In: Finance
Please describe, compare, and contrast your understanding of
fixed costs compared to variable costs. Provide examples of how,
when, and why each of these costs would be appropriately
allocated.
Using a nonprofit you are familiar with, provide examples of costs
that are deemed fixed and those that are considered variable. From
a critical analysis perspective, is there anything you would do
differently?
Fixed costs are those costs that do not change with activity volumes. In other words fixed costs are independent of the volume produced. In sharp contrast variable costs are costs that are directly linked to volume produced within a company and the higher the production quantity the higher will be the variable costs.
Fixed costs can be allocated using the variable cost share method.
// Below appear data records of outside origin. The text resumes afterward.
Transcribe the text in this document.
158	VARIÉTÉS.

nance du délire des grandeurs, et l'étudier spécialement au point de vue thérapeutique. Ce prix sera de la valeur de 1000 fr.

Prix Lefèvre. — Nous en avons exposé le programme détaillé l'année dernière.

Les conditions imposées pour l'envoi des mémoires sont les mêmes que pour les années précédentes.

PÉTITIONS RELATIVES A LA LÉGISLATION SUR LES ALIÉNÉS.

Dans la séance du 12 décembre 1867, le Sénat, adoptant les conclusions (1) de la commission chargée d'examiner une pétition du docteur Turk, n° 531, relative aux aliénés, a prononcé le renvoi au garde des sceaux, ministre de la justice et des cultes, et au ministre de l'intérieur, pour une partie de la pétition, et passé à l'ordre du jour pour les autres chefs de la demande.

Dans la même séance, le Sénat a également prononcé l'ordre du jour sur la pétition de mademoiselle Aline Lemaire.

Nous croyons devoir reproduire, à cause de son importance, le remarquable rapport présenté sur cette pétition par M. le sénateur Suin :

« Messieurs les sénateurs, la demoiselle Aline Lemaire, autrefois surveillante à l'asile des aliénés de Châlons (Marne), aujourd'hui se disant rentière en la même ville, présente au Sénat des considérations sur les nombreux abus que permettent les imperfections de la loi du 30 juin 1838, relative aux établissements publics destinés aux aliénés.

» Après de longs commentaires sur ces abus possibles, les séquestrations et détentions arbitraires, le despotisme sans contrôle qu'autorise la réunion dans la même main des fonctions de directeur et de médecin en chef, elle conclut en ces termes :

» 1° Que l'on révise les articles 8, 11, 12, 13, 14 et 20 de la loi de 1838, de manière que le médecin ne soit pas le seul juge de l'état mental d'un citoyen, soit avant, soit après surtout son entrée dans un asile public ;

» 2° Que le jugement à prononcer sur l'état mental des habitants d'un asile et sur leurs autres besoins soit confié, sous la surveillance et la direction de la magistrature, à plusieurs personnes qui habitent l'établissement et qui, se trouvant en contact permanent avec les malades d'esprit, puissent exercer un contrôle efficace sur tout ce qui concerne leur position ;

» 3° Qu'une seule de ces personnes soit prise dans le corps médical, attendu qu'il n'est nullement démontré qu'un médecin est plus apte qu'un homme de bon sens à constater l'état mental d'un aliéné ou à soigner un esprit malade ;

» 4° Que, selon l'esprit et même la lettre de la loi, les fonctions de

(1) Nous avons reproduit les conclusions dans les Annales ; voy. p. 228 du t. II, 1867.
Assume that a company makes 5 different products and its total variable cost is $600. Variable cost for Product XYZ is $72. Thus the fixed cost chare of product XYZ will be 72/600*100 = 12%. Now if the total fixed cost = $1,000 then product XYZ will be allocated a fixed cost amount of 12% of $1,000 = $120.
Variable costs are allocated on the basis of cost drivers. For example the cost driver for sales commission will be the number of goods sold by a salesman.
A nonprofit that I am familiar with is called ‘Food for the poor’. This nonprofit is based in Florida and provides food, medicine and shelter for poor. Fixed costs for this nonprofit includes rent for its office space in Florida, re-accreditation fees, depreciation on its assets etc. Variable costs for this nonprofit includes utilities expense, cost of telephone and communication etc. From a critical analysis perspective the thing that I will do differently will be to determine mixed costs and separate them into fixed component and variable component using methods like high low method and least square method.